Previews of the Office of Management and Budget’s proposal to restructure agencies align closely with a 2017 plan from the conservative think-tank.
As federal employees and observers await the release of the Office of Management and Budget's upcoming agency reorganization plans later this month, a 2017 report from a conservative think tank could shed some light on the types of proposals that could be included in the document.
Last week, Politico reported that the document, which is “nearly ready” for release, includes plans to move the Supplemental Nutrition Assistance Program, commonly known as food stamps, and other cash assistance programs from the Agriculture Department to Health and Human Services. That proposal aligns closely with recommendations made by the Heritage Foundation in a 2017 report outlining how the think tank would reorganize federal agencies.
An OMB senior adviser told Government Executive that the agency does not “comment on leaks and will not discuss deliberative and pre-decisional information.” But if the Trump administration’s reorganization plan continues to follow proposals laid out by the Heritage Foundation, it could have vast ramifications for federal workers.
Here are a few of the most drastic agency reorganization proposals in the 2017 Heritage Foundation report:
Education: The organization’s recommendations for the Education Department included an extensive effort to consolidate the Performance Improvement Office, Risk Management Service and the Office of Small and Disadvantaged Business Utilization into a public-private partnership. Heritage would also eliminate the Office of Educational Technology, “scale back” the Office for Civil Rights, and consolidate several other offices that have “similar missions.”
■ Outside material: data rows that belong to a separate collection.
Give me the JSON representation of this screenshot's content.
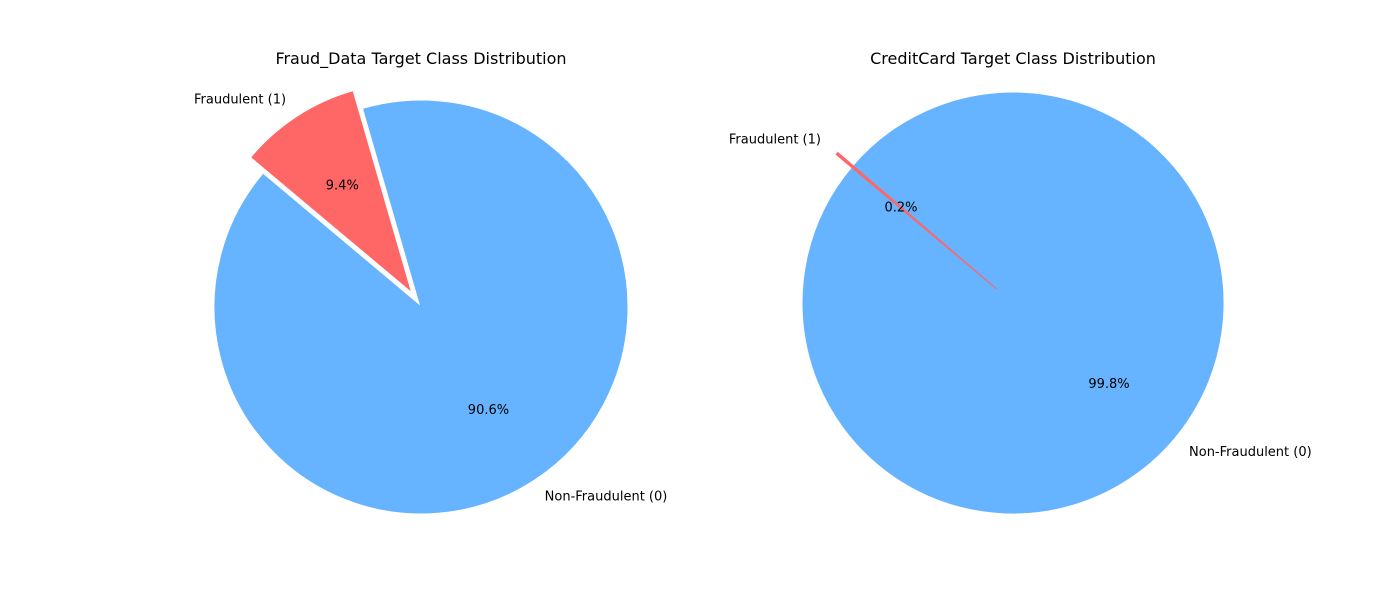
{
  "chart_data": [
    {
      "type": "pie",
      "title": "Fraud_Data Target Class Distribution",
      "slices": [
        {
          "label": "Non-Fraudulent (0)",
          "value": 90.6,
          "pct_label": "90.6%",
          "color": "#66b3ff",
          "explode": false
        },
        {
          "label": "Fraudulent (1)",
          "value": 9.4,
          "pct_label": "9.4%",
          "color": "#ff6666",
          "explode": true
        }
      ]
    },
    {
      "type": "pie",
      "title": "CreditCard Target Class Distribution",
      "slices": [
        {
          "label": "Non-Fraudulent (0)",
          "value": 99.8,
          "pct_label": "99.8%",
          "color": "#66b3ff",
          "explode": false
        },
        {
          "label": "Fraudulent (1)",
          "value": 0.2,
          "pct_label": "0.2%",
          "color": "#ff6666",
          "explode": true
        }
      ]
    }
  ]
}
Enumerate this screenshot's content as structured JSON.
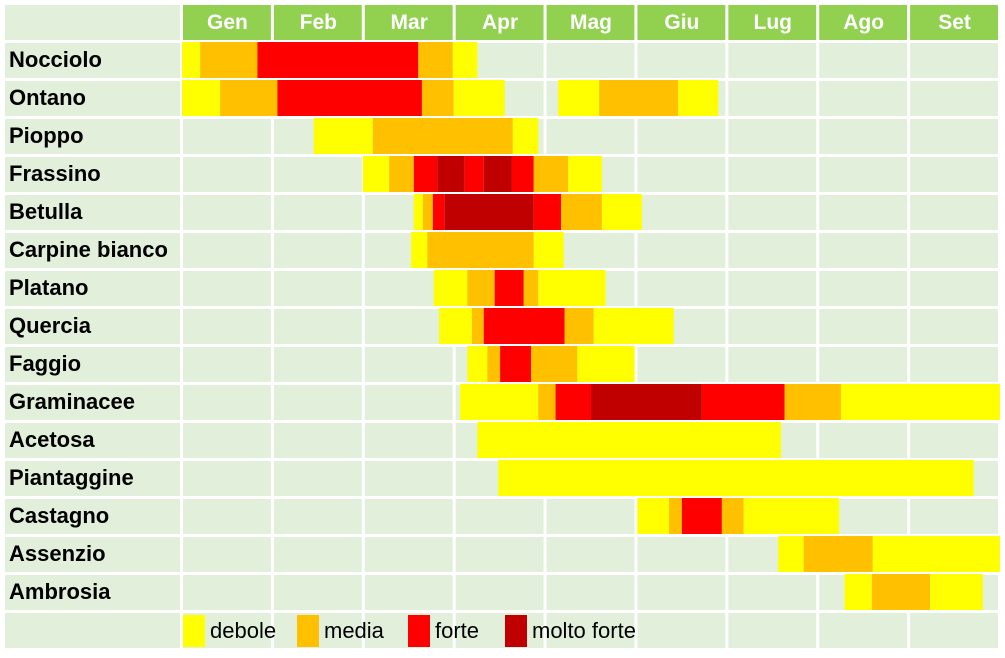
{
  "chart_data": {
    "type": "timeline",
    "categories": [
      "Gen",
      "Feb",
      "Mar",
      "Apr",
      "Mag",
      "Giu",
      "Lug",
      "Ago",
      "Set"
    ],
    "xlim": [
      0,
      9
    ],
    "levels": [
      {
        "name": "debole",
        "color": "#ffff00"
      },
      {
        "name": "media",
        "color": "#ffc000"
      },
      {
        "name": "forte",
        "color": "#ff0000"
      },
      {
        "name": "molto forte",
        "color": "#c00000"
      }
    ],
    "rows": [
      {
        "name": "Nocciolo",
        "periods": [
          [
            0,
            0.2,
            0
          ],
          [
            0.2,
            0.83,
            1
          ],
          [
            0.83,
            2.6,
            2
          ],
          [
            2.6,
            2.98,
            1
          ],
          [
            2.98,
            3.25,
            0
          ]
        ]
      },
      {
        "name": "Ontano",
        "periods": [
          [
            0,
            0.42,
            0
          ],
          [
            0.42,
            1.05,
            1
          ],
          [
            1.05,
            2.64,
            2
          ],
          [
            2.64,
            2.99,
            1
          ],
          [
            2.99,
            3.55,
            0
          ],
          [
            4.14,
            4.59,
            0
          ],
          [
            4.59,
            5.46,
            1
          ],
          [
            5.46,
            5.9,
            0
          ]
        ]
      },
      {
        "name": "Pioppo",
        "periods": [
          [
            1.45,
            2.1,
            0
          ],
          [
            2.1,
            3.64,
            1
          ],
          [
            3.64,
            3.92,
            0
          ]
        ]
      },
      {
        "name": "Frassino",
        "periods": [
          [
            1.99,
            2.28,
            0
          ],
          [
            2.28,
            2.55,
            1
          ],
          [
            2.55,
            2.81,
            2
          ],
          [
            2.81,
            3.11,
            3
          ],
          [
            3.11,
            3.32,
            2
          ],
          [
            3.32,
            3.63,
            3
          ],
          [
            3.63,
            3.87,
            2
          ],
          [
            3.87,
            4.25,
            1
          ],
          [
            4.25,
            4.62,
            0
          ]
        ]
      },
      {
        "name": "Betulla",
        "periods": [
          [
            2.55,
            2.65,
            0
          ],
          [
            2.65,
            2.76,
            1
          ],
          [
            2.76,
            2.89,
            2
          ],
          [
            2.89,
            3.87,
            3
          ],
          [
            3.87,
            4.17,
            2
          ],
          [
            4.17,
            4.62,
            1
          ],
          [
            4.62,
            5.06,
            0
          ]
        ]
      },
      {
        "name": "Carpine bianco",
        "periods": [
          [
            2.52,
            2.7,
            0
          ],
          [
            2.7,
            3.87,
            1
          ],
          [
            3.87,
            4.2,
            0
          ]
        ]
      },
      {
        "name": "Platano",
        "periods": [
          [
            2.77,
            3.14,
            0
          ],
          [
            3.14,
            3.44,
            1
          ],
          [
            3.44,
            3.76,
            2
          ],
          [
            3.76,
            3.92,
            1
          ],
          [
            3.92,
            4.66,
            0
          ]
        ]
      },
      {
        "name": "Quercia",
        "periods": [
          [
            2.83,
            3.19,
            0
          ],
          [
            3.19,
            3.32,
            1
          ],
          [
            3.32,
            4.21,
            2
          ],
          [
            4.21,
            4.53,
            1
          ],
          [
            4.53,
            5.41,
            0
          ]
        ]
      },
      {
        "name": "Faggio",
        "periods": [
          [
            3.14,
            3.36,
            0
          ],
          [
            3.36,
            3.5,
            1
          ],
          [
            3.5,
            3.84,
            2
          ],
          [
            3.84,
            4.35,
            1
          ],
          [
            4.35,
            4.98,
            0
          ]
        ]
      },
      {
        "name": "Graminacee",
        "periods": [
          [
            3.06,
            3.92,
            0
          ],
          [
            3.92,
            4.11,
            1
          ],
          [
            4.11,
            4.5,
            2
          ],
          [
            4.5,
            5.72,
            3
          ],
          [
            5.72,
            6.63,
            2
          ],
          [
            6.63,
            7.25,
            1
          ],
          [
            7.25,
            9,
            0
          ]
        ]
      },
      {
        "name": "Acetosa",
        "periods": [
          [
            3.25,
            6.59,
            0
          ]
        ]
      },
      {
        "name": "Piantaggine",
        "periods": [
          [
            3.48,
            8.71,
            0
          ]
        ]
      },
      {
        "name": "Castagno",
        "periods": [
          [
            5.01,
            5.36,
            0
          ],
          [
            5.36,
            5.5,
            1
          ],
          [
            5.5,
            5.94,
            2
          ],
          [
            5.94,
            6.18,
            1
          ],
          [
            6.18,
            7.23,
            0
          ]
        ]
      },
      {
        "name": "Assenzio",
        "periods": [
          [
            6.56,
            6.84,
            0
          ],
          [
            6.84,
            7.6,
            1
          ],
          [
            7.6,
            9,
            0
          ]
        ]
      },
      {
        "name": "Ambrosia",
        "periods": [
          [
            7.29,
            7.59,
            0
          ],
          [
            7.59,
            8.23,
            1
          ],
          [
            8.23,
            8.81,
            0
          ]
        ]
      }
    ]
  }
}
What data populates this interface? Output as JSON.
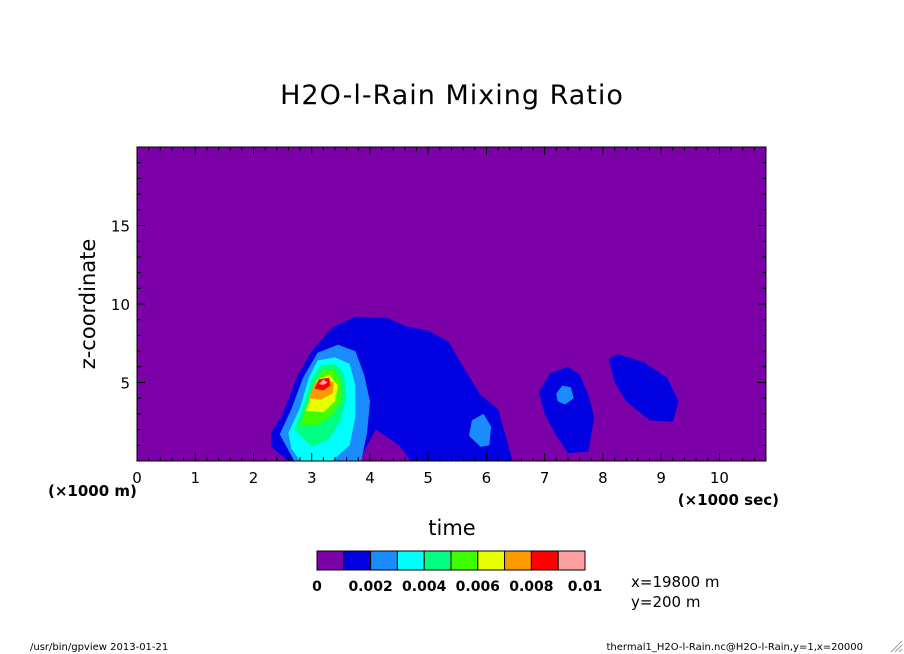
{
  "chart_data": {
    "type": "heatmap",
    "title": "H2O-l-Rain Mixing Ratio",
    "xlabel": "time",
    "ylabel": "z-coordinate",
    "x_unit": "(×1000 sec)",
    "x_extra_unit": "(×1000 m)",
    "xlim": [
      0,
      10.8
    ],
    "ylim": [
      0,
      20
    ],
    "x_ticks": [
      "0",
      "1",
      "2",
      "3",
      "4",
      "5",
      "6",
      "7",
      "8",
      "9",
      "10"
    ],
    "y_ticks": [
      "5",
      "10",
      "15"
    ],
    "colorbar": {
      "levels": [
        0,
        0.001,
        0.002,
        0.003,
        0.004,
        0.005,
        0.006,
        0.007,
        0.008,
        0.009,
        0.01
      ],
      "tick_labels": [
        "0",
        "0.002",
        "0.004",
        "0.006",
        "0.008",
        "0.01"
      ],
      "colors": [
        "#7b00a8",
        "#0000e0",
        "#1a8cff",
        "#00ffff",
        "#00ff80",
        "#40ff00",
        "#e8ff00",
        "#ff9900",
        "#ff0000",
        "#ffa0a0"
      ]
    },
    "regions": [
      {
        "id": "main-cell",
        "level": 1,
        "points": [
          [
            2.3,
            1.8
          ],
          [
            2.5,
            3.0
          ],
          [
            2.75,
            5.4
          ],
          [
            3.0,
            7.0
          ],
          [
            3.35,
            8.5
          ],
          [
            3.75,
            9.2
          ],
          [
            4.3,
            9.1
          ],
          [
            4.6,
            8.6
          ],
          [
            5.0,
            8.3
          ],
          [
            5.35,
            7.6
          ],
          [
            5.6,
            6.0
          ],
          [
            5.9,
            4.2
          ],
          [
            6.2,
            3.3
          ],
          [
            6.45,
            0
          ],
          [
            4.7,
            0
          ],
          [
            4.5,
            1.0
          ],
          [
            4.1,
            2.0
          ],
          [
            3.8,
            0
          ],
          [
            2.6,
            0
          ],
          [
            2.3,
            0.9
          ]
        ]
      },
      {
        "id": "main-cell",
        "level": 2,
        "points": [
          [
            2.45,
            1.7
          ],
          [
            2.65,
            3.3
          ],
          [
            2.85,
            5.3
          ],
          [
            3.1,
            6.9
          ],
          [
            3.45,
            7.4
          ],
          [
            3.75,
            7.0
          ],
          [
            3.9,
            5.5
          ],
          [
            4.0,
            3.8
          ],
          [
            3.95,
            1.8
          ],
          [
            3.85,
            0
          ],
          [
            2.7,
            0
          ]
        ]
      },
      {
        "id": "main-cell",
        "level": 3,
        "points": [
          [
            2.6,
            1.8
          ],
          [
            2.8,
            3.4
          ],
          [
            2.95,
            5.3
          ],
          [
            3.1,
            6.4
          ],
          [
            3.4,
            6.6
          ],
          [
            3.65,
            6.2
          ],
          [
            3.75,
            4.8
          ],
          [
            3.75,
            2.8
          ],
          [
            3.65,
            1.0
          ],
          [
            3.35,
            0
          ],
          [
            2.8,
            0
          ],
          [
            2.65,
            0.8
          ]
        ]
      },
      {
        "id": "main-cell",
        "level": 4,
        "points": [
          [
            2.7,
            2.0
          ],
          [
            2.85,
            3.5
          ],
          [
            3.0,
            5.2
          ],
          [
            3.15,
            6.1
          ],
          [
            3.4,
            6.2
          ],
          [
            3.55,
            5.6
          ],
          [
            3.6,
            4.2
          ],
          [
            3.5,
            2.6
          ],
          [
            3.3,
            1.4
          ],
          [
            3.0,
            0.9
          ]
        ]
      },
      {
        "id": "main-cell",
        "level": 5,
        "points": [
          [
            2.8,
            2.3
          ],
          [
            2.95,
            3.8
          ],
          [
            3.05,
            5.0
          ],
          [
            3.2,
            5.8
          ],
          [
            3.4,
            5.8
          ],
          [
            3.5,
            5.0
          ],
          [
            3.5,
            3.8
          ],
          [
            3.35,
            2.9
          ],
          [
            3.1,
            2.3
          ]
        ]
      },
      {
        "id": "main-cell",
        "level": 6,
        "points": [
          [
            2.9,
            3.2
          ],
          [
            3.0,
            4.3
          ],
          [
            3.1,
            5.2
          ],
          [
            3.3,
            5.5
          ],
          [
            3.45,
            4.8
          ],
          [
            3.4,
            3.8
          ],
          [
            3.2,
            3.1
          ]
        ]
      },
      {
        "id": "main-cell",
        "level": 7,
        "points": [
          [
            2.95,
            4.0
          ],
          [
            3.05,
            4.9
          ],
          [
            3.2,
            5.3
          ],
          [
            3.38,
            5.0
          ],
          [
            3.36,
            4.3
          ],
          [
            3.15,
            3.9
          ]
        ]
      },
      {
        "id": "main-cell",
        "level": 8,
        "points": [
          [
            3.05,
            4.6
          ],
          [
            3.12,
            5.2
          ],
          [
            3.3,
            5.3
          ],
          [
            3.32,
            4.8
          ],
          [
            3.2,
            4.5
          ]
        ]
      },
      {
        "id": "main-cell",
        "level": 9,
        "points": [
          [
            3.12,
            4.9
          ],
          [
            3.2,
            5.2
          ],
          [
            3.27,
            5.0
          ],
          [
            3.2,
            4.85
          ]
        ]
      },
      {
        "id": "small-cell",
        "level": 2,
        "points": [
          [
            5.7,
            1.6
          ],
          [
            5.75,
            2.6
          ],
          [
            5.95,
            3.0
          ],
          [
            6.08,
            2.2
          ],
          [
            6.05,
            1.0
          ],
          [
            5.9,
            0.9
          ]
        ]
      },
      {
        "id": "mid-cell",
        "level": 1,
        "points": [
          [
            6.9,
            4.4
          ],
          [
            7.1,
            5.6
          ],
          [
            7.4,
            6.0
          ],
          [
            7.6,
            5.5
          ],
          [
            7.75,
            4.2
          ],
          [
            7.85,
            2.8
          ],
          [
            7.75,
            0.6
          ],
          [
            7.4,
            0.5
          ],
          [
            7.2,
            1.6
          ],
          [
            7.0,
            3.0
          ]
        ]
      },
      {
        "id": "mid-cell",
        "level": 2,
        "points": [
          [
            7.2,
            4.3
          ],
          [
            7.3,
            4.8
          ],
          [
            7.45,
            4.7
          ],
          [
            7.5,
            4.0
          ],
          [
            7.35,
            3.6
          ],
          [
            7.22,
            3.8
          ]
        ]
      },
      {
        "id": "right-cell",
        "level": 1,
        "points": [
          [
            8.1,
            6.5
          ],
          [
            8.25,
            6.8
          ],
          [
            8.7,
            6.3
          ],
          [
            9.1,
            5.3
          ],
          [
            9.3,
            3.8
          ],
          [
            9.2,
            2.5
          ],
          [
            8.8,
            2.6
          ],
          [
            8.4,
            3.8
          ],
          [
            8.2,
            5.0
          ]
        ]
      }
    ]
  },
  "annotations": {
    "x_info": "x=19800 m",
    "y_info": "y=200 m"
  },
  "footer": {
    "left": "/usr/bin/gpview  2013-01-21",
    "right": "thermal1_H2O-l-Rain.nc@H2O-l-Rain,y=1,x=20000"
  },
  "colors": {
    "background": "#7b00a8",
    "axis": "#000000"
  }
}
“Over the years, the federal Department of Education has grown in size and scope, interfering to a greater and greater extent with local school policy while failing to improve the educational outcomes of students,” Heritage wrote. “That growth has rendered state departments of education and local school districts mere compliance mechanisms to Washington. Streamlining the Department of Education by merging some program offices and eliminating others will help better serve students by focusing the department on core agency functions.”
Additionally, the plan called for the closure of the department’s 13 field offices and 11 regional offices around the country, arguing they “make little sense today” because of the advent of the Internet. And it would transfer the administration of the federal student aid program to the Treasury Department.
Environmental Protection Agency: Heritage proposed a broad restructuring of EPA, including a number of office closures and shifting of responsibilities to individual state regulators.
The proposal eliminated the Office of Public Engagement and Environmental Education, which Heritage said “is largely focused on generating agency propaganda,” and would close all 10 of EPA’s regional offices.
“States are better equipped to customize policies for local conditions, and land owners have greater incentives than the government to protect private property,” the think tank wrote. “Both groups can act regionally when there are cross-border components to environmental issues. There is no need for the EPA’s 10 regional offices, which interfere with state conservation activities and expose citizens to regulatory redundancy.”
The plan also would shift Superfund cleanup management to state regulators, and give states “all authority” for implementing and enforcing provisions of the Safe Drinking Water Act.
Veterans Affairs: The Heritage Foundation’s plan for the Veterans Affairs Department would amount to a full redesign of the agency’s structure. The think tank proposed the closure of at least 42 offices, and the consolidation of at least 31 offices tasked with performance analysis.
“The Department of Veterans Affairs has retained many offices that were created to address single issues,” Heritage stated. “These same offices become barriers to timely, effective and integrated responses to veterans. In name, each office sounds valuable, but in practice they are adding to the bureaucratization of veteran services.”
In that vein, the organization also proposed consolidating nine offices related to training, HR and workforce management with the aim of improving the agency’s cross-operational capability.
“VA employees experience inconsistent development for cross-operational capability,” the organization said. “The training services that are provided tend to be misaligned to work operations, lack consistent up-skilling for career advancement, and are easily abused as means of avoiding work responsibilities. A single VA office, responsible for measurably increasing the value of employees within their mix of operational requirements, could create an engaged and devoted workforce, uniformly qualified to provide services to veterans.”
Small agency closures: Heritage advocated for the abolition of eight independent agencies often targeted by conservatives and Republican administrations.
Among agencies on the chopping block would be the Consumer Financial Protection Bureau, the Corporation for National and Community Service, the Corporation for Public Broadcasting and the Export-Import Bank. Heritage’s proposal also would eliminate the Federal Housing Finance Agency, the National Foundation on the Arts and the Humanities, as well as the U.S. Trade and Development Agency.
The proposal recommended working with Congress to privatize the functions of—and then eliminate—the Federal Deposit Insurance Corporation.
OMB has confirmed that, after many delays, its reorganization plan will be released “later this month.”